I got this gun from a guy who wanted to get it rehabbed. It was his great grandfathers, handed down from his father. I had cleaned up an old Stevens style Springfield SxS 12 ga. previously for this guy. Gotta say, folks, this was the worst and dirtiest gun I have ever run across. I would not have taken the chance to fire this thing before I got it.
I cleaned, stripped the blueing, polished all the metal, re blued all the exposed parts, repaired the stock which had about an inch of wood missing on the bottom corner, and a new butt plate which was also broken. Refinished the stock and for grip.
Here’s a gallery of all the dirty and worn parts before the work began. First the outside of the gun, then the innerds and the worst of it all. Unfortunately, I can’t really show you the barrel or the magazine components. Pictures just didn’t come out.
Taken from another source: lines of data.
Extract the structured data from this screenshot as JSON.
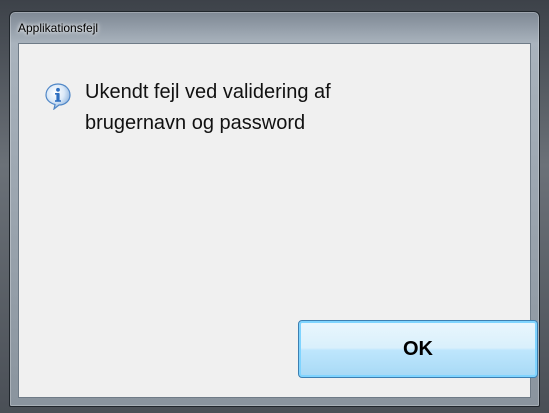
{
  "dialog": {
    "title": "Applikationsfejl",
    "icon": "info-icon",
    "message_line1": "Ukendt fejl ved validering af",
    "message_line2": "brugernavn og password",
    "ok_label": "OK"
  },
  "colors": {
    "client_background": "#f0f0f0",
    "button_border": "#3c7fb1",
    "icon_blue": "#2f6fc0"
  }
}
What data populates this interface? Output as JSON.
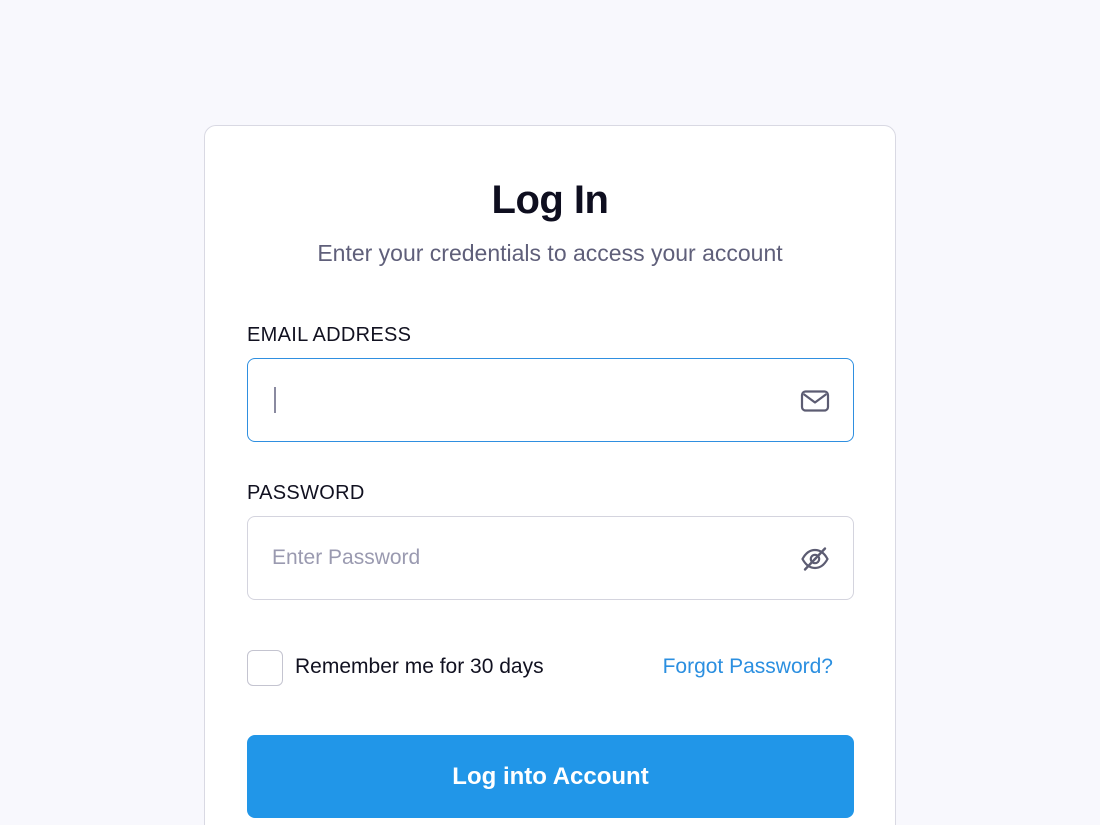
{
  "login": {
    "title": "Log In",
    "subtitle": "Enter your credentials to access your account",
    "email": {
      "label": "EMAIL ADDRESS",
      "value": "",
      "placeholder": "",
      "icon": "envelope-icon"
    },
    "password": {
      "label": "PASSWORD",
      "value": "",
      "placeholder": "Enter Password",
      "icon": "eye-slash-icon"
    },
    "remember": {
      "label": "Remember me for 30 days",
      "checked": false
    },
    "forgot_label": "Forgot Password?",
    "submit_label": "Log into Account"
  },
  "colors": {
    "page_background": "#f8f8fd",
    "accent": "#2196e8",
    "link": "#2b8fe0",
    "focus_border": "#2f8fe0"
  }
}
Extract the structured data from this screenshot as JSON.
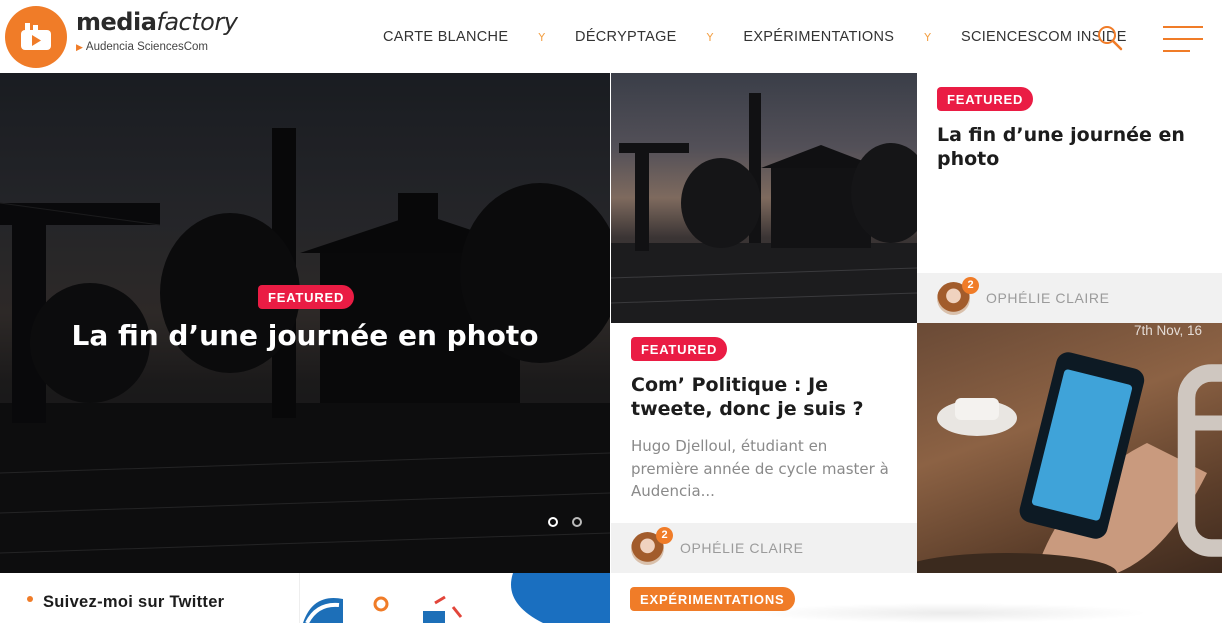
{
  "brand": {
    "name_bold": "media",
    "name_light": "factory",
    "tagline": "Audencia SciencesCom",
    "accent_color": "#f07c28",
    "icon": "factory-icon"
  },
  "nav": {
    "items": [
      {
        "label": "CARTE BLANCHE"
      },
      {
        "label": "DÉCRYPTAGE"
      },
      {
        "label": "EXPÉRIMENTATIONS"
      },
      {
        "label": "SCIENCESCOM INSIDE"
      }
    ],
    "separator": "Y",
    "search_icon": "search-icon",
    "menu_icon": "hamburger-menu-icon"
  },
  "hero": {
    "badge": "FEATURED",
    "title": "La fin d’une journée en photo",
    "slides_total": 2,
    "active_slide": 1
  },
  "cards": [
    {
      "badge": "FEATURED",
      "title": "La fin d’une journée en photo",
      "author": "OPHÉLIE CLAIRE",
      "comment_count": "2"
    },
    {
      "badge": "FEATURED",
      "title": "Com’ Politique : Je tweete, donc je suis ?",
      "excerpt": "Hugo Djelloul, étudiant en première année de cycle master à Audencia...",
      "author": "OPHÉLIE CLAIRE",
      "comment_count": "2"
    }
  ],
  "phone_tile": {
    "date": "7th Nov, 16",
    "date_icon": "calendar-icon"
  },
  "bottom": {
    "widget_title": "Suivez-moi sur Twitter",
    "category_badge": "EXPÉRIMENTATIONS"
  },
  "colors": {
    "featured_badge": "#ea1c44",
    "category_badge": "#f07c28",
    "author_bar": "#f1f1f1"
  }
}
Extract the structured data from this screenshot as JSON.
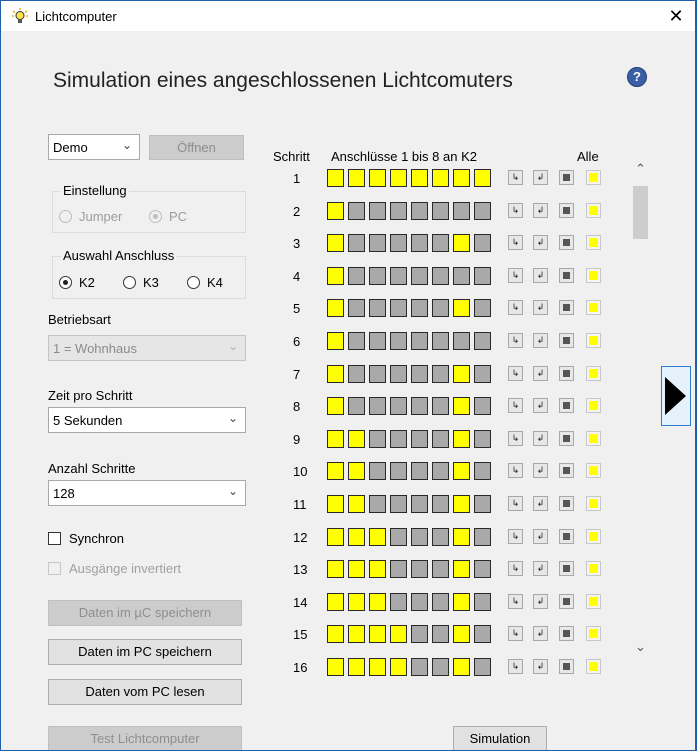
{
  "window": {
    "title": "Lichtcomputer",
    "close_glyph": "✕"
  },
  "heading": "Simulation eines angeschlossenen Lichtcomuters",
  "help_glyph": "?",
  "mode_select": {
    "value": "Demo"
  },
  "open_button": "Öffnen",
  "einstellung": {
    "label": "Einstellung",
    "options": [
      "Jumper",
      "PC"
    ],
    "selected": "PC"
  },
  "anschluss": {
    "label": "Auswahl Anschluss",
    "options": [
      "K2",
      "K3",
      "K4"
    ],
    "selected": "K2"
  },
  "betriebsart": {
    "label": "Betriebsart",
    "value": "1 = Wohnhaus"
  },
  "zeit": {
    "label": "Zeit pro Schritt",
    "value": "5 Sekunden"
  },
  "anzahl": {
    "label": "Anzahl Schritte",
    "value": "128"
  },
  "synchron": {
    "label": "Synchron",
    "checked": false
  },
  "invertiert": {
    "label": "Ausgänge invertiert",
    "checked": false
  },
  "buttons": {
    "save_uc": "Daten im µC speichern",
    "save_pc": "Daten im PC speichern",
    "read_pc": "Daten vom PC lesen",
    "test": "Test Lichtcomputer",
    "simulation": "Simulation"
  },
  "grid": {
    "header_step": "Schritt",
    "header_ports": "Anschlüsse 1 bis 8 an K2",
    "header_all": "Alle",
    "row_button_icons": [
      "shift-left-icon",
      "shift-right-icon",
      "clear-icon",
      "all-on-icon"
    ],
    "colors": {
      "on": "#ffff00",
      "off": "#a9a9a9"
    },
    "rows": [
      {
        "step": "1",
        "leds": [
          1,
          1,
          1,
          1,
          1,
          1,
          1,
          1
        ]
      },
      {
        "step": "2",
        "leds": [
          1,
          0,
          0,
          0,
          0,
          0,
          0,
          0
        ]
      },
      {
        "step": "3",
        "leds": [
          1,
          0,
          0,
          0,
          0,
          0,
          1,
          0
        ]
      },
      {
        "step": "4",
        "leds": [
          1,
          0,
          0,
          0,
          0,
          0,
          0,
          0
        ]
      },
      {
        "step": "5",
        "leds": [
          1,
          0,
          0,
          0,
          0,
          0,
          1,
          0
        ]
      },
      {
        "step": "6",
        "leds": [
          1,
          0,
          0,
          0,
          0,
          0,
          0,
          0
        ]
      },
      {
        "step": "7",
        "leds": [
          1,
          0,
          0,
          0,
          0,
          0,
          1,
          0
        ]
      },
      {
        "step": "8",
        "leds": [
          1,
          0,
          0,
          0,
          0,
          0,
          1,
          0
        ]
      },
      {
        "step": "9",
        "leds": [
          1,
          1,
          0,
          0,
          0,
          0,
          1,
          0
        ]
      },
      {
        "step": "10",
        "leds": [
          1,
          1,
          0,
          0,
          0,
          0,
          1,
          0
        ]
      },
      {
        "step": "11",
        "leds": [
          1,
          1,
          0,
          0,
          0,
          0,
          1,
          0
        ]
      },
      {
        "step": "12",
        "leds": [
          1,
          1,
          1,
          0,
          0,
          0,
          1,
          0
        ]
      },
      {
        "step": "13",
        "leds": [
          1,
          1,
          1,
          0,
          0,
          0,
          1,
          0
        ]
      },
      {
        "step": "14",
        "leds": [
          1,
          1,
          1,
          0,
          0,
          0,
          1,
          0
        ]
      },
      {
        "step": "15",
        "leds": [
          1,
          1,
          1,
          1,
          0,
          0,
          1,
          0
        ]
      },
      {
        "step": "16",
        "leds": [
          1,
          1,
          1,
          1,
          0,
          0,
          1,
          0
        ]
      }
    ]
  }
}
I used the cold bluing process to keep the cost down and I doubt the owner could even tell the difference or care. He just wanted it to be cleaned up and a keepsake that he could be proud of. I contacted my friend Nate at Legacy Gunsmithing here in Cincinnati, who does hot bluing and he quoted a price of $350.00 just for the bluing. Customer didn’t want to pay, but I have to thank Nate and give him some credit on this project, because he was able to disconnect the receiver connector from the barrel, where I wasn’t. Anyway, there was a full 1/8″ of dried sludge in the bottom of my 9″ cleaning pan after I got it clean enough to handle.
I then began sanding out some of the light surface scratches and raised metal burrs, followed by much buffing sanding and polishing to get the metal smooth and gleaming. The gun actually looked kind of cool in bare metal. Should have taken a picture of that, but, I digress.
I used Birchwood Casey’s Perma Blue to cold blue the metal. It worked very well and better than the Super Blue, in my opinion. The bluing process went well, though tedious. The bluing and rinsing, drying, cleaning, and re bluing process worked well, though it took seven or eight applications. All the small parts and the jigs to hold everything while working was a job. I earned my money for sure.
So, I’m pretty happy with the results. Here’s a few shot of the finished product. If you look closely, you can see the patch in the stock’s bottom corner. It’s not near obvious in person and this is a preliminary finish before I wetsand and final coat the stock and fore grip.